Leftover QB’s Looking for Scraps

Written by Mike Tanier at Bleacher Reports.com

Poor Robert Griffin III. He was anointed a franchise savior, his face plastered on billboards and Metro buses. He was declared “superhuman” by medical experts and placed at the center of the NFL’s marketing campaign. Even his socks were national news. But he crashed back to earth because—get this—he wasn’t “humble” enough.

Now, the NFL is just not that into him.

Alas, Ryan Fitzpatrick. He was the heir apparent to the Doug Flutie throne of middle-aged white guy wish-fulfillment quarterbacking. The mason-jar segment of the NFL fanbase admired his Ivy League gumption, television producers loved displaying cutesy graphics of his career journey across the NFL map, and he even delivered a genuinely impressive season in 2015.

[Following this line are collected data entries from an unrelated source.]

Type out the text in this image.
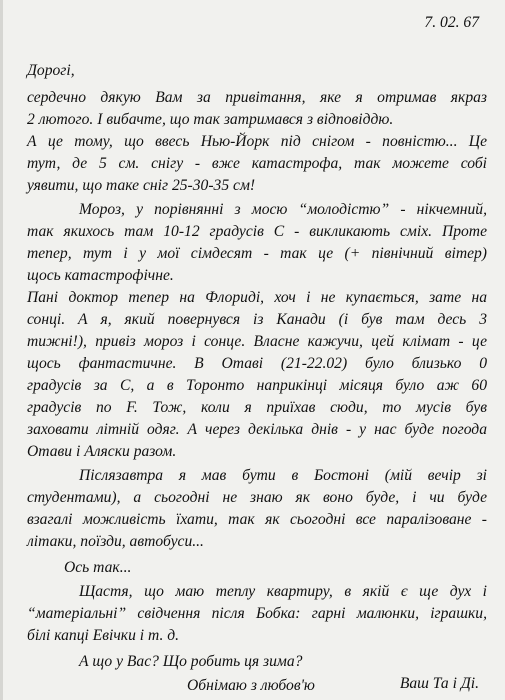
7. 02. 67
Дорогі,
сердечно дякую Вам за привітання, яке я отримав якраз
2 лютого. І вибачте, що так затримався з відповіддю.
А це тому, що ввесь Нью-Йорк під снігом - повністю... Це
тут, де 5 см. снігу - вже катастрофа, так можете собі
уявити, що таке сніг 25-30-35 см!
Мороз, у порівнянні з мосю “молодістю” - нікчемний,
так якихось там 10-12 градусів С - викликають сміх. Проте
тепер, тут і у мої сімдесят - так це (+ північний вітер)
щось катастрофічне.
Пані доктор тепер на Флориді, хоч і не купається, зате на
сонці. А я, який повернувся із Канади (і був там десь 3
тижні!), привіз мороз і сонце. Власне кажучи, цей клімат - це
щось фантастичне. В Отаві (21-22.02) було близько 0
градусів за С, а в Торонто наприкінці місяця було аж 60
градусів по F. Тож, коли я приїхав сюди, то мусів був
заховати літній одяг. А через декілька днів - у нас буде погода
Отави і Аляски разом.
Післязавтра я мав бути в Бостоні (мій вечір зі
студентами), а сьогодні не знаю як воно буде, і чи буде
взагалі можливість їхати, так як сьогодні все паралізоване -
літаки, поїзди, автобуси...
Ось так...
Щастя, що маю теплу квартиру, в якій є ще дух і
“матеріальні” свідчення після Бобка: гарні малюнки, іграшки,
білі капці Евічки і т. д.
А що у Вас? Що робить ця зима?
Обнімаю з любов'ю	Ваш Та і Ді.
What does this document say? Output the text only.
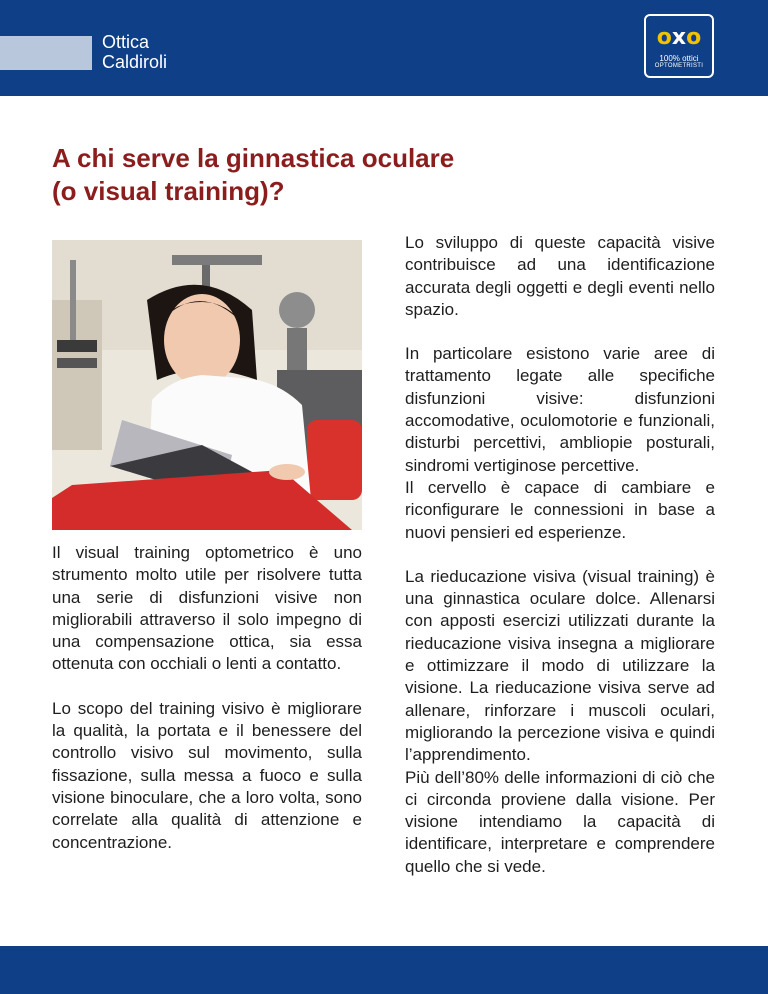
Ottica
Caldiroli
oxo
100% ottici
OPTOMETRISTI
A chi serve la ginnastica oculare
(o visual training)?

Il visual training optometrico è uno strumento molto utile per risolvere tutta una serie di disfunzioni visive non migliorabili attraverso il solo impegno di una compensazione ottica, sia essa ottenuta con occhiali o lenti a contatto.

Lo scopo del training visivo è migliorare la qualità, la portata e il benessere del controllo visivo sul movimento, sulla fissazione, sulla messa a fuoco e sulla visione binoculare, che a loro volta, sono correlate alla qualità di attenzione e concentrazione.

Lo sviluppo di queste capacità visive contribuisce ad una identificazione accurata degli oggetti e degli eventi nello spazio.

In particolare esistono varie aree di trattamento legate alle specifiche disfunzioni visive: disfunzioni accomodative, oculomotorie e funzionali, disturbi percettivi, ambliopie posturali, sindromi vertiginose percettive.

Il cervello è capace di cambiare e riconfigurare le connessioni in base a nuovi pensieri ed esperienze.

La rieducazione visiva (visual training) è una ginnastica oculare dolce. Allenarsi con apposti esercizi utilizzati durante la rieducazione visiva insegna a migliorare e ottimizzare il modo di utilizzare la visione. La rieducazione visiva serve ad allenare, rinforzare i muscoli oculari, migliorando la percezione visiva e quindi l’apprendimento.

Più dell’80% delle informazioni di ciò che ci circonda proviene dalla visione. Per visione intendiamo la capacità di identificare, interpretare e comprendere quello che si vede.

But the flight of FitzMagic is indefinitely grounded, because the NFL is just not that into him.

Woe to Colin Kaepernick, who came within five yards and some close calls of winning a Super Bowl four seasons ago. He should be dueling Russell Wilson and Cam Newton for the NFC crown the Seahawks barely wrestled from him in 2013. Instead, would-be trade suitors haggle over his dowry with little fear of losing a quiet and seemingly non-intense bidding war.

The NFL is just not that into him.

Johnny Manziel? He’s in a separate category of his own making. When Jerry Jones starts spouting therapy-culture wisdom about someone’s personal situation, it’s time to really seek help. There’s more at stake than just the NFL not being all that into you.

The Four Horsemen of the Unwanted Quarterback Apocalypse are unappealing leftovers, and they cannot afford to let their egos be bruised too deeply by their status. Still, it must be difficult.

A kid with seven career starts named Brock Osweiler was just handed $37 million guaranteed by the Texans (contract numbers per Spotrac). The Eagles gave perpetual prospect Sam Bradford $22 million guaranteed and Chase Daniel, the Beethoven of meaningless Week 17 starts, a deal that could grow to $36 million over three years if he ever starts playing regularly before Christmas. Kirk Cousins is on a one-year retainer for nearly $20 million. Yet guys who played in Super Bowls or threw 31 touchdowns last season go begging.